The events in the Bibighar gardens become a symbol of the violent struggle for Indian independence, and other symbols--Daphne's bicycle, a length of butterfly lace, a picture of Queen Victoria on an Indian throne--appear and reappear, linking people and events. This helps to give coherence to the plot even as it spans five years and expands to include many characters whose lives intersect in complex and unexpected ways.
With a huge cast and breathtaking location photography, The Jewel in the Crown was an enormous undertaking when it was made in the early 1980s. Twenty years later it has lost none of its power, and it remains one of the best films ever made for television. --Simon Leake
Customer Reviews
A Jewel of a Series!
If there was ever evidence of perfection on the small screen it's here in "The Jewel In The Crown". It's been 24 years since I last saw the show and I'm here to report that time has polished this jewel to a magnificent shine. Don't deprive yourself of experiencing drama at its finest. The DVD transfer may not be up to today's standards but the acting is beyond reproach and Tim Pigott-Smith gives a performance of a lifetime. Quite simply, it doesn't get better than this.
Old VHS quality, unfocused story w/too many characters
Yes, I agree that this transfer is terrible at best. I was shocked with the old VHS quality of this, there wasn't much effort to clean it up.
The second point I have is that only the first 3 hours based on the first book in the series seems focused and comprehensible to me. After that I found myself seeing too many characters that come and go and it not really continuing the story after that, what happened to the baby or the main heroines Indian lover? I think devoting 14 hours to just the first book would have been a better route.
I admit I have only watched the first disk so far but I almost completely have lost interest due to all the many forgettable and numerous characters with no real central story, who are these people and will any of this carry into the next episodes? It seems to be some mishmash about Indian independence in general after the first 3 hours.
Again I have not watched the whole series so it could be better and based on the overwhelmingly positive reviews it probably will come back to a coherent narrative, but I think they could have cut a lot of the characters and subplots and made this even better or more clearly delineated which novel each saga is based on.

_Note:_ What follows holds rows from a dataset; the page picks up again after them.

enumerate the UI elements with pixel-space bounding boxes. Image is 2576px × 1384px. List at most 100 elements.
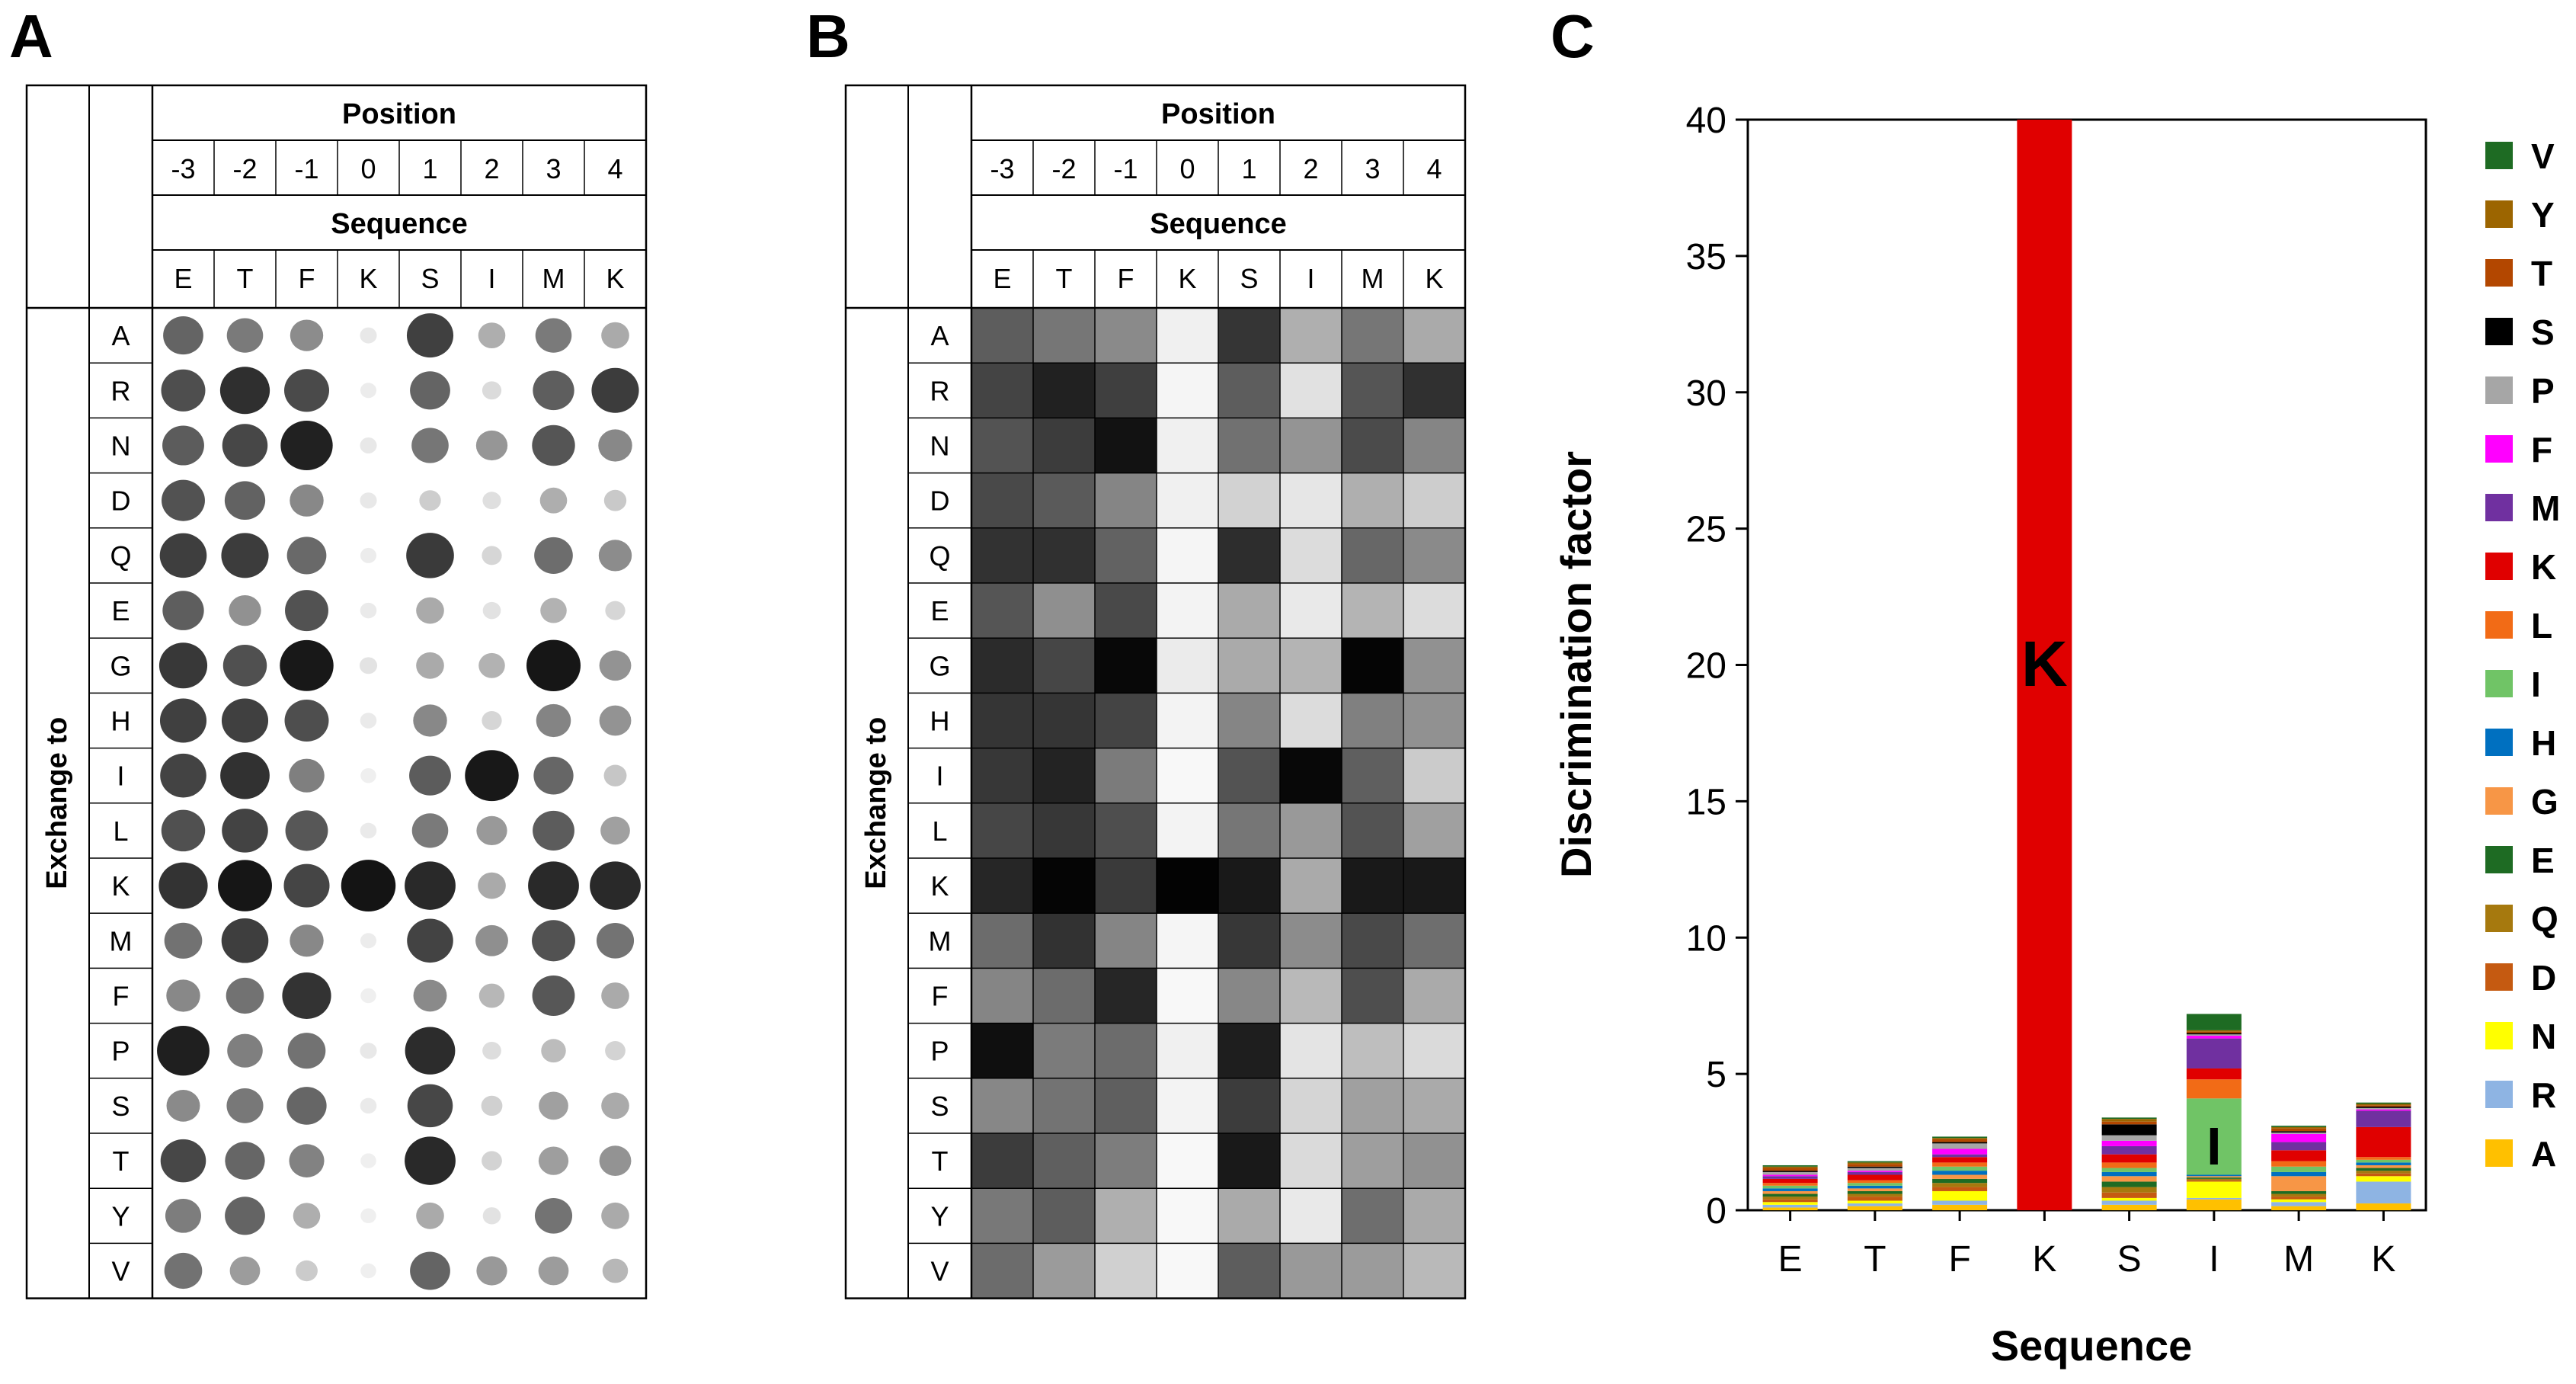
- blot-spot: [360, 713, 377, 729]
- bar-segment-Y: [2356, 1104, 2411, 1106]
- heat-cell: [1157, 418, 1218, 473]
- heat-cell: [1218, 803, 1280, 858]
- legend-label: Q: [2531, 899, 2558, 939]
- position-label: -2: [1051, 153, 1076, 184]
- bar-segment-S: [2101, 1124, 2157, 1136]
- blot-spot: [221, 533, 269, 578]
- heat-cell: [1280, 1078, 1342, 1133]
- blot-spot: [220, 751, 270, 799]
- exchange-label: Exchange to: [41, 717, 73, 889]
- blot-spot: [533, 756, 574, 795]
- row-label: Y: [930, 1200, 949, 1232]
- heat-cell: [971, 583, 1033, 639]
- heat-cell: [971, 858, 1033, 914]
- legend-label: Y: [2531, 195, 2555, 235]
- heat-cell: [1280, 418, 1342, 473]
- heat-cell: [971, 418, 1033, 473]
- bar-segment-T: [1932, 1139, 1988, 1142]
- x-tick-label: S: [2117, 1239, 2142, 1280]
- bar-segment-D: [1932, 1187, 1988, 1191]
- bar-segment-T: [2271, 1128, 2327, 1132]
- legend-swatch-F: [2485, 435, 2513, 463]
- y-tick-label: 30: [1686, 373, 1726, 414]
- blot-spot: [285, 810, 328, 851]
- row-label: S: [111, 1091, 130, 1122]
- blot-spot: [290, 484, 324, 517]
- heat-cell: [1403, 1243, 1465, 1299]
- heat-cell: [1095, 803, 1157, 858]
- y-axis-title: Discrimination factor: [1552, 451, 1600, 878]
- blot-spot: [287, 1033, 326, 1069]
- bar-segment-V: [1762, 1165, 1818, 1167]
- blot-spot: [419, 490, 441, 511]
- y-tick-label: 10: [1686, 918, 1726, 959]
- blot-spot: [601, 982, 629, 1009]
- heat-cell: [1342, 968, 1403, 1024]
- bar-segment-S: [2271, 1131, 2327, 1133]
- blot-spot: [160, 1139, 206, 1183]
- sequence-label: S: [1240, 263, 1258, 294]
- bar-segment-N: [2271, 1199, 2327, 1203]
- legend-swatch-M: [2485, 494, 2513, 521]
- heat-cell: [1095, 418, 1157, 473]
- heat-cell: [1157, 748, 1218, 803]
- bar-segment-E: [2186, 1177, 2242, 1179]
- blot-spot: [164, 922, 203, 959]
- blot-spot: [482, 1151, 502, 1171]
- heat-cell: [971, 968, 1033, 1024]
- position-label: 4: [607, 153, 622, 184]
- blot-spot: [591, 367, 639, 413]
- sequence-label: E: [993, 263, 1011, 294]
- blot-spot: [532, 424, 575, 466]
- blot-spot: [482, 1041, 501, 1060]
- heat-cell: [1095, 858, 1157, 914]
- heat-cell: [1218, 1023, 1280, 1078]
- heat-cell: [1403, 1188, 1465, 1244]
- legend-swatch-S: [2485, 318, 2513, 345]
- blot-spot: [360, 437, 377, 453]
- bar-segment-T: [1762, 1168, 1818, 1171]
- blot-spot: [360, 383, 377, 399]
- row-label: G: [110, 650, 131, 681]
- bar-segment-H: [2101, 1171, 2157, 1177]
- blot-spot: [603, 489, 627, 511]
- blot-spot: [286, 537, 327, 575]
- heat-cell: [1403, 583, 1465, 639]
- heat-cell: [1280, 527, 1342, 583]
- heat-cell: [1218, 858, 1280, 914]
- heat-cell: [1280, 583, 1342, 639]
- heat-cell: [1218, 913, 1280, 969]
- legend-swatch-G: [2485, 787, 2513, 815]
- row-label: T: [113, 1145, 130, 1177]
- heat-cell: [1403, 858, 1465, 914]
- heat-cell: [1218, 473, 1280, 528]
- legend-label: V: [2531, 136, 2555, 176]
- heat-cell: [1342, 748, 1403, 803]
- blot-spot: [407, 1084, 453, 1128]
- heat-cell: [1280, 1243, 1342, 1299]
- blot-spot: [416, 652, 444, 679]
- legend-swatch-V: [2485, 142, 2513, 169]
- legend-label: L: [2531, 606, 2552, 646]
- bar-segment-R: [2101, 1200, 2157, 1205]
- blot-spot: [166, 979, 200, 1012]
- bar-segment-L: [1847, 1180, 1902, 1184]
- heat-cell: [1095, 1243, 1157, 1299]
- heat-cell: [1342, 1243, 1403, 1299]
- legend-swatch-D: [2485, 963, 2513, 991]
- bar-segment-F: [1932, 1149, 1988, 1155]
- heat-cell: [1280, 803, 1342, 858]
- bar-segment-Y: [2186, 1030, 2242, 1032]
- bar-segment-D: [2186, 1180, 2242, 1182]
- blot-spot: [221, 698, 269, 743]
- heat-cell: [1033, 858, 1095, 914]
- bar-segment-R: [1847, 1203, 1902, 1206]
- heat-cell: [1033, 1023, 1095, 1078]
- bar-segment-T: [2356, 1105, 2411, 1107]
- blot-spot: [280, 421, 333, 470]
- heat-cell: [1033, 803, 1095, 858]
- sequence-header: Sequence: [1150, 208, 1287, 240]
- blot-spot: [405, 1136, 456, 1185]
- heat-cell: [1342, 913, 1403, 969]
- blot-spot: [222, 809, 268, 853]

A mere two cents............
A few years ago, seeing an advertisement for a low cost tour package of London and a number of other locations in UK, I very nearly took advantage of its great price.
While I was mulling over the idea, one of the things that came into my head was how much I would enjoy a side trip to visit Sarah Layton, whose location is revealed in "Staying On", another DVD people who loved the Jewel should find and watch. It was only some hours later that I remembered that Sarah was a fictional character, so real did those people who lived in the Jewel In The Crown become to me, through the genius of Paul Scott's Raj Quartet and the superlative production of the film on these disks.
I didn't take the trip, sadly, and, somehow, it would probably have left me somewhat unfulfilled, without Sarah there.
For me, there never has been nor ever will be a production to match this true Jewel. Would that American films could be one tenth so great!